So, I’ve been working with Rubrik for more than a year and so far it’s been quite a journey. All in all, everything has been very positive and it’s nice to work with a vendor who really listens. Lately though, we’ve been having a few issues regarding scalability and session concurrency that I wanted to share.

Sessions

So, first of. Rubrik has a limit of 10 active sessions per user acccount. This might not seem as a big issue, but since I do pretty much everything via the Rubrik API it actually got to be an issue for me. Let me explain. I have a lot of vCenters (think +50 and growing rapidly). Some of the backend jobs that I’ve written run on a per vCenter basis. So, as an example I have a clean up script that is responsible for monitoring all jobs for a given vCenter. That job was configured to run on all vCenters within a 10 minute window. I had only created a single service account for all of my vCenters so naturally when the jobs ran, the first 10 would log in just fine and start processing. When the 11th began, it would make rubrik kill session number 1 and that could very well cause the job that session 1 was handling to fail.

It’s not mentioned anywhere that this limit exists, but if you write to support, they can increase the limit.

Concurrent backups pr. ESXi / concurrent task pr. Rubrik node.

Our current installation handles somewhere around 2000 backups a day. Recently though, we started seeing a lot of missed backups everyday. When researching this it was quickly evident that the rubrik cluster / node had a limitation of 3 concurrent backups pr. rubrik node. This was evident since we have 20 nodes and the cluster was constantly peaking at 60 tasks running every night. This number was constant during the backup window.

After talking with they support, I was explained that they have the following default settings:

  • Concurrent backups pr. ESXi: 3
  • Concurrent tasks pr. Rubrik node: 3

They can tweak both values if asked nicely. In my case, they ran some analysis on the cluster to see the activity and then changed the concurrent tasks pr. node to 4. This number will probably be tweaked a bit more for our installation. The reason for that is that it is quite worrisome that a cluster with 20 nodes, 1.2TB memory and 160 cpu cores is only able to handle 60 concurrent backups by default.

I’ve sat through a few VMUG sessions, webex presentations and sales pitches from newer, “cooler” backup vendors (you know who you are) who have made the argument that proxies were the enemy, they were up to no good and they provide nothing but complexity and annoyance for anyone who managed them. This point came up usually around the time where they showed a PowerPoint of their solution compared to the other vendors out there like IBM (with Spectrum Protect for Virtual Environments) or Veeam.

And yes, I get that for the average enterprise, the need/requirement of having to deploy a few proxies (or many) can be annoying but my guess is that it’s probably mostly because of the cost and the fact that getting them deployed by someone can take anywhere from days to weeks (depending on how siloed up they are). But most of that is probably not the proxies fault.
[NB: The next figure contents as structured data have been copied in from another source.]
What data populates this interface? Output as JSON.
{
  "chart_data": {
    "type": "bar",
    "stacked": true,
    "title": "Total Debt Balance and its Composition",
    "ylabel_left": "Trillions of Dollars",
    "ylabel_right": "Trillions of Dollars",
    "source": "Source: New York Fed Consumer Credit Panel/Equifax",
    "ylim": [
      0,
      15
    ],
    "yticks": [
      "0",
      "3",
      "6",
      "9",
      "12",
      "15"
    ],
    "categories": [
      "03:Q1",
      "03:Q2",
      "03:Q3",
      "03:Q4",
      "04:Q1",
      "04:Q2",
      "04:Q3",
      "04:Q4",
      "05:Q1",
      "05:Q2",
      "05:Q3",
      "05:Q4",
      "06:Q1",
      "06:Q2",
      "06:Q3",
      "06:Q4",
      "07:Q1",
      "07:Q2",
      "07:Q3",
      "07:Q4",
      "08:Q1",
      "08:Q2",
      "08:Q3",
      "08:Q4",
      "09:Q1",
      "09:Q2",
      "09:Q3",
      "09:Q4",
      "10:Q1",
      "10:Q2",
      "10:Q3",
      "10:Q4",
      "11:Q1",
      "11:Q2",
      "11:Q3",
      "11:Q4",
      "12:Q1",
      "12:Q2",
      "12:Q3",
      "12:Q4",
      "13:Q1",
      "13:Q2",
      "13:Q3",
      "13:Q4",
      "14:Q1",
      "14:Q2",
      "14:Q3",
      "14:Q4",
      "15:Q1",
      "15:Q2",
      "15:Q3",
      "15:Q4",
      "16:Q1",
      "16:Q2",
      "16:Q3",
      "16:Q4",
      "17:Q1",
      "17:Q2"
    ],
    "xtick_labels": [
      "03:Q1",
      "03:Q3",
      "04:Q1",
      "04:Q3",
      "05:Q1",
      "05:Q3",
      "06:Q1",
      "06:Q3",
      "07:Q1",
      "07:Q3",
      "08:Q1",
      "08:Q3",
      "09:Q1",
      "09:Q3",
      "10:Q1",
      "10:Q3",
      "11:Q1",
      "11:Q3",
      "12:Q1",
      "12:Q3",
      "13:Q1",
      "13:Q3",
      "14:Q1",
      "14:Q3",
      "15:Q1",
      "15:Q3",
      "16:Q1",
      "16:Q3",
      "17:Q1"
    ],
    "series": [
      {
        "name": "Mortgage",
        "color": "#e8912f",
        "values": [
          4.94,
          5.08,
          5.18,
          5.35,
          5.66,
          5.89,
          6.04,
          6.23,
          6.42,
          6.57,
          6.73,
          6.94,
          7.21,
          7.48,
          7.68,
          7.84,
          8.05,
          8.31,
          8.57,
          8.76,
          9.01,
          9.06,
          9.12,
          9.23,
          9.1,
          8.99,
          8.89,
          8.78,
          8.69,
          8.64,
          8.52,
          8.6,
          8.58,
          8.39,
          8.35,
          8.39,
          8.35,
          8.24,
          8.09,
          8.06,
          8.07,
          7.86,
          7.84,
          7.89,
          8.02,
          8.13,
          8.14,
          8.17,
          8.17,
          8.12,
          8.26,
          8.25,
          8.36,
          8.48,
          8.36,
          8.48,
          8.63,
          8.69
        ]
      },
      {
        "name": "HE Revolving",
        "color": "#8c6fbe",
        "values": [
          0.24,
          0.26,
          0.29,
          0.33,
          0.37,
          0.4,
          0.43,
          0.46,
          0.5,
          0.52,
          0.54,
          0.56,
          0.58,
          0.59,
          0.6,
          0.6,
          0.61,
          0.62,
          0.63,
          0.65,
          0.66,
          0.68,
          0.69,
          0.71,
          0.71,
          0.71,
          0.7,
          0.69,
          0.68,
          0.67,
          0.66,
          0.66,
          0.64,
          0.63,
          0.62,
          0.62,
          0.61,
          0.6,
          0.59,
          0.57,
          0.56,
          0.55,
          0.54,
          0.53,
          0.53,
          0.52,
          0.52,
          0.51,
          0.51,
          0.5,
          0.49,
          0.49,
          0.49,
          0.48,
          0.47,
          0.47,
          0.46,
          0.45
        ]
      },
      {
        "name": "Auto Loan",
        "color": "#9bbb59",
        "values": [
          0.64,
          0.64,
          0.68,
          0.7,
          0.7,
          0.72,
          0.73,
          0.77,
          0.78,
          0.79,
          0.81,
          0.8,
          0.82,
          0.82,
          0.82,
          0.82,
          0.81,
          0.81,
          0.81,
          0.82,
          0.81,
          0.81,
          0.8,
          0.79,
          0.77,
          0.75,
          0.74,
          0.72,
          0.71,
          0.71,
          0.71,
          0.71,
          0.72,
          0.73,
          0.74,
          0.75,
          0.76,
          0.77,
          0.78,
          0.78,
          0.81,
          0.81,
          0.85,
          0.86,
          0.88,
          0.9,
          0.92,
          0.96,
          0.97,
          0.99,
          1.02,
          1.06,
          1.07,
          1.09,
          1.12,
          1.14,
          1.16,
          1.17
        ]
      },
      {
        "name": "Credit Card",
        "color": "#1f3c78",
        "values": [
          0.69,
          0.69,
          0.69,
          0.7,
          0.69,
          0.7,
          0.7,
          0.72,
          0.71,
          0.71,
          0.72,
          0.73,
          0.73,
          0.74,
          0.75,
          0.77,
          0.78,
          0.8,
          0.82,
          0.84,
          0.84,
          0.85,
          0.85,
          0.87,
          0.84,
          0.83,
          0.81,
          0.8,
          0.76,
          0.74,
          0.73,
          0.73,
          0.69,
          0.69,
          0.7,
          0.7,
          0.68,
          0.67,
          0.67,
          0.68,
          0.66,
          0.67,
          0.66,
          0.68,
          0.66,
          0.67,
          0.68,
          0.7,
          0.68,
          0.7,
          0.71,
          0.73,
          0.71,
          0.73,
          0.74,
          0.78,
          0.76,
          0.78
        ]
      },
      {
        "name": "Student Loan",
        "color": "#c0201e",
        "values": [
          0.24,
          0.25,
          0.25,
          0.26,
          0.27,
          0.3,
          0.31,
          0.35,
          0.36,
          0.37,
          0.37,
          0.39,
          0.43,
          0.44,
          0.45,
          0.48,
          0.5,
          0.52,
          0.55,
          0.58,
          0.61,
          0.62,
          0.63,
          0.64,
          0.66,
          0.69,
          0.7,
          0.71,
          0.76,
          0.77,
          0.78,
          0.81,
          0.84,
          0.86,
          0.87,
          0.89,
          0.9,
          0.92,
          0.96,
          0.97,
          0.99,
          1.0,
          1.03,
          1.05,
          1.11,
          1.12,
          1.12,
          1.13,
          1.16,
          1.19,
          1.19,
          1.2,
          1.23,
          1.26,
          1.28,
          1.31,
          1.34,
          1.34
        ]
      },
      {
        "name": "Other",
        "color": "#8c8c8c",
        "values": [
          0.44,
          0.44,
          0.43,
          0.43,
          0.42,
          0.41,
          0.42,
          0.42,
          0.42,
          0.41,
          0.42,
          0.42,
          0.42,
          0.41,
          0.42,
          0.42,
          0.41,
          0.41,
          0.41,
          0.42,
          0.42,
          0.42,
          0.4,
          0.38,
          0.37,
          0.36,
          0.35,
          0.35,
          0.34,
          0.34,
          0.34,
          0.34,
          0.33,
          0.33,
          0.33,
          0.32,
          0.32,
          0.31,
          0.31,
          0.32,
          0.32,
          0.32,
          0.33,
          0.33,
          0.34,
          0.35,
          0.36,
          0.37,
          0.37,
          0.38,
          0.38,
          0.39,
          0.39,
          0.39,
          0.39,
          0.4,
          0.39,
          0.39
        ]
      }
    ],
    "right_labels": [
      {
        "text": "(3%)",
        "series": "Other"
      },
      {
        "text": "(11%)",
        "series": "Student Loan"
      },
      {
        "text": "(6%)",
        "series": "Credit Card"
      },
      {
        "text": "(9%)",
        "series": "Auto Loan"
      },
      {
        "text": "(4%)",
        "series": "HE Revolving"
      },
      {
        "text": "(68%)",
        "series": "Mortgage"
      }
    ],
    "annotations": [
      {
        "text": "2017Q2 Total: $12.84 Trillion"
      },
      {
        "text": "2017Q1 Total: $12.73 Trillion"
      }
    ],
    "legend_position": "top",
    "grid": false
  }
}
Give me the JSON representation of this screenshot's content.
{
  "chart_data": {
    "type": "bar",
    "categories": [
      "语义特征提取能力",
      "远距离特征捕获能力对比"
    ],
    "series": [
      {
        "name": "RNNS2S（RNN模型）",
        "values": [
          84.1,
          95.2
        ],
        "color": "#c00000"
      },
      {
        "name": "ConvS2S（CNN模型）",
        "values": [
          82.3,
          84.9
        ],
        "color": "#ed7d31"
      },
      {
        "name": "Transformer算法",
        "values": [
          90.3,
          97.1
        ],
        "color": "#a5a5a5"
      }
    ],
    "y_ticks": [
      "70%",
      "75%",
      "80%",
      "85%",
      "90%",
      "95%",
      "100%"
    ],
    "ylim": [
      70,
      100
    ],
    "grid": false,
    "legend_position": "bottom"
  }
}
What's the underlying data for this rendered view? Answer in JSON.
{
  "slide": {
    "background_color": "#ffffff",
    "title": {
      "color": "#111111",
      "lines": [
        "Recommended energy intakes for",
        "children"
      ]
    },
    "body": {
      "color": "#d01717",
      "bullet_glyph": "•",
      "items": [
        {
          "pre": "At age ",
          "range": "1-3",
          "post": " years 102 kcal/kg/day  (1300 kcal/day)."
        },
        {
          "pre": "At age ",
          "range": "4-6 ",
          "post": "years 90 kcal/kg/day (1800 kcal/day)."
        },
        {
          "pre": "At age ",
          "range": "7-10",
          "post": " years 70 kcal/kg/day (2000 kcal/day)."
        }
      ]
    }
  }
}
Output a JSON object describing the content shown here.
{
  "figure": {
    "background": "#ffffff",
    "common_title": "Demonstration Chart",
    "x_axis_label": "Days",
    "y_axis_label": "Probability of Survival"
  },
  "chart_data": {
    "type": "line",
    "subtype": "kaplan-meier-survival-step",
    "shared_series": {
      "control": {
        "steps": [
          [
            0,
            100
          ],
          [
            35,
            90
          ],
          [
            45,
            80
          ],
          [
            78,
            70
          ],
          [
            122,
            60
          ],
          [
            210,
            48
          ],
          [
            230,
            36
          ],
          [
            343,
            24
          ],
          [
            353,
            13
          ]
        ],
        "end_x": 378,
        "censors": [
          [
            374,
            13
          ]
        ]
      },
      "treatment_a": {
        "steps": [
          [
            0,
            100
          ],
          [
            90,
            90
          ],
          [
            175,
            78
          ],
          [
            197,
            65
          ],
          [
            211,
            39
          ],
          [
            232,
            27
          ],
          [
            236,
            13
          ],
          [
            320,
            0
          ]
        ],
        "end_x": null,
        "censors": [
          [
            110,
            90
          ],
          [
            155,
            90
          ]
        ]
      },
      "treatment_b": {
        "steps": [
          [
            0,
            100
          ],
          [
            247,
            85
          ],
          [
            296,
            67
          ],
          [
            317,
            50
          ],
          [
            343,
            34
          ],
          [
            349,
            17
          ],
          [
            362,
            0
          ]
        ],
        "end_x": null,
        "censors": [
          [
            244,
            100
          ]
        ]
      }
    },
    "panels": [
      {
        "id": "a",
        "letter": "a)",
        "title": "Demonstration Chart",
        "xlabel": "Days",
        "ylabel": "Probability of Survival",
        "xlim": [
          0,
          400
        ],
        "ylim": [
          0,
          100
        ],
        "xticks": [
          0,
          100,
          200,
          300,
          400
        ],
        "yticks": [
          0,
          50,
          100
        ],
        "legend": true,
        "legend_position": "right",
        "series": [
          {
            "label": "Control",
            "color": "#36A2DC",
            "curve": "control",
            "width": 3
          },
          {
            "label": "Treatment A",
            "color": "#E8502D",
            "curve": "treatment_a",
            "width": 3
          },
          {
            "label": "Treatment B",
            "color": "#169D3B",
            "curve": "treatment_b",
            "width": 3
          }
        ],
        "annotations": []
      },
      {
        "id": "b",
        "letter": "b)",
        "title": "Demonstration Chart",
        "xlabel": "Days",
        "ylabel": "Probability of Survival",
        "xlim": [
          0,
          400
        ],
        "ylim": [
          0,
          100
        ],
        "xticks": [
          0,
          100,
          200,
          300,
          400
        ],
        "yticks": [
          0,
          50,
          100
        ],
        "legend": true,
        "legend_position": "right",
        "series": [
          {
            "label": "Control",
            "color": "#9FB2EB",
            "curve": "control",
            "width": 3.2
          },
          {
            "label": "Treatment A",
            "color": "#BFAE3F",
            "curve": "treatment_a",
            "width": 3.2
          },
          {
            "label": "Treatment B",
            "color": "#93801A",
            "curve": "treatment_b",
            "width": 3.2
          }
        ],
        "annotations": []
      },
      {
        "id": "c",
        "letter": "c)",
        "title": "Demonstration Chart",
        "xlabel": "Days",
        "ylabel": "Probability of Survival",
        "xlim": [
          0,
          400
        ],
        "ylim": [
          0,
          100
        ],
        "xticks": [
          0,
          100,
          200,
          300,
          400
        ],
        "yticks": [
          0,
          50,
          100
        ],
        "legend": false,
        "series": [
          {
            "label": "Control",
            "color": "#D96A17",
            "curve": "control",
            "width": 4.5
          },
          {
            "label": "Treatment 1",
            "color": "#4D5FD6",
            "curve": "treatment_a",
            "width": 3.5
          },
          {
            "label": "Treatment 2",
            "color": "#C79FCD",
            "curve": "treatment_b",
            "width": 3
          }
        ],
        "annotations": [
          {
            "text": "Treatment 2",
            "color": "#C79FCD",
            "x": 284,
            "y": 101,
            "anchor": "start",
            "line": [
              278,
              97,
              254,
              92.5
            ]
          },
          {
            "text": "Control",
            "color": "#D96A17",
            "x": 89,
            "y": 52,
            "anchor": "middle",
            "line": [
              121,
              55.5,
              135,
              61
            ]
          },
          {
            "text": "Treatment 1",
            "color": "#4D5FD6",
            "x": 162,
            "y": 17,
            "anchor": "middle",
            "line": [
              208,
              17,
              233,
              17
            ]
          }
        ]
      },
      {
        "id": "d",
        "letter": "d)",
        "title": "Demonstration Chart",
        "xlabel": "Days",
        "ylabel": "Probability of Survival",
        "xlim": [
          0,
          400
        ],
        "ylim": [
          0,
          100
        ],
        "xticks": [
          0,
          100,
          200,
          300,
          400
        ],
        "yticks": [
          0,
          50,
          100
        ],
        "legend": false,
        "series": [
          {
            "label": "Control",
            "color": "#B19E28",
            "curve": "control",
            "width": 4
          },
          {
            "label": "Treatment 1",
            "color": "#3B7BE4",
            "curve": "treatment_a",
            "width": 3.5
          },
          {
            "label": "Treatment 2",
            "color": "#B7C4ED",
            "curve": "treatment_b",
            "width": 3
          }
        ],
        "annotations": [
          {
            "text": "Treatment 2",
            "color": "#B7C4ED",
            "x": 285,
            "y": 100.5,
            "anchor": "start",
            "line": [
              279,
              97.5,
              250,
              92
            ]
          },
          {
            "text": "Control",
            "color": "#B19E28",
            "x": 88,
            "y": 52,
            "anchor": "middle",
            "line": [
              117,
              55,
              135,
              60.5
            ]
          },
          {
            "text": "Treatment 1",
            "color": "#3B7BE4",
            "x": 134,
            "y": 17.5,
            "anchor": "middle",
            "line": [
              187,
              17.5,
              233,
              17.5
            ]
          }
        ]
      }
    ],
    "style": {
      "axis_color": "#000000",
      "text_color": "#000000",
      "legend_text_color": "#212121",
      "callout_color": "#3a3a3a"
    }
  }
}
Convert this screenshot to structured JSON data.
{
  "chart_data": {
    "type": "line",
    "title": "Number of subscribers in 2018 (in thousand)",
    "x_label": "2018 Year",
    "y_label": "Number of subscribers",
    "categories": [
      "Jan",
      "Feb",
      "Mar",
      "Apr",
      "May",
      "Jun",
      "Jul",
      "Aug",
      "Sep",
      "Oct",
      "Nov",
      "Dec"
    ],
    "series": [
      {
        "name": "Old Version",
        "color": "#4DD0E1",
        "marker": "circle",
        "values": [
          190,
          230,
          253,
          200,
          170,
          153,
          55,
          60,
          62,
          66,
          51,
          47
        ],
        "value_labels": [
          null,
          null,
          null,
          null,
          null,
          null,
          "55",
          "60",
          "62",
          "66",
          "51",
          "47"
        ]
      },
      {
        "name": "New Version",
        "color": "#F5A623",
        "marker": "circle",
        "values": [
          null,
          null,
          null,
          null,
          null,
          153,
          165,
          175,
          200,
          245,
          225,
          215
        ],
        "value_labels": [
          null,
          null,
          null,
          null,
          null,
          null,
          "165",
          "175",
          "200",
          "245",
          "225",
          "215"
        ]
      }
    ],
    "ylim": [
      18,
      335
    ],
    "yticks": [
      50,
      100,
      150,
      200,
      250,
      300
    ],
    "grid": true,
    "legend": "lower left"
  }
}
Personally, for me it takes around 2 hours to deploy Veeam setup from start to finish. That includes creating networks, 3 VMs (Console, Repository, Proxy (if needed)) and mapping some storage to the repository VM. So hey, not that big of a deal.

But why are they not the enemy? All I’ve said so far is that they are not that bad. Well, for me the proxies provide a lot of flexibility purely networking wise. They enable restores directly to the VMs from my repository. But why is that so? To explain that you have to understand how our products are built.

I won’t go into too much details about it here but the short and sweet is that my customers VMs are not able to reach/talk to the infrastructure that they are running on top of. So in short, a VM is not able to reach the veeam infrastructure directly and the veeam infrastructure is not able to reach the VMs. This is not due to firewall limitations, this is due to the, being on separate routed networks where we don’t decide what IP space they use = a lot of overlapping address space. All this is by design. So as you can see by this, restores can be difficult it proxies weren’t around.

What the proxies do for me is provide me with a machine that I can dual home (ie 2 NICs). Have the gateway on the customers routed network and then having a few (3) static routes to the things that it needs to reach on my network (VMware infrastructure, Veeam infrastructure) and then I’m good and the customer can now do his restores as he pleases. This does require the customer to forfeit the use of 3 /24 subnets but that is never an issue.

Rubrik has asked a few times if I had plans to begin using their agents to do in-guest backups. I’ve said no every time and given them a detailed explanation as to why that is. For the customers that I have who use Veeam as a method of backing up application level items (or just file level), the proxies are a critical component and as such, they cannot be moved to a competing product until that product has the same functionality.

So that’s why I think that proxies are great. They provide a lot of flexibility. A lot more than annoyance and complexity if you ask me 🙂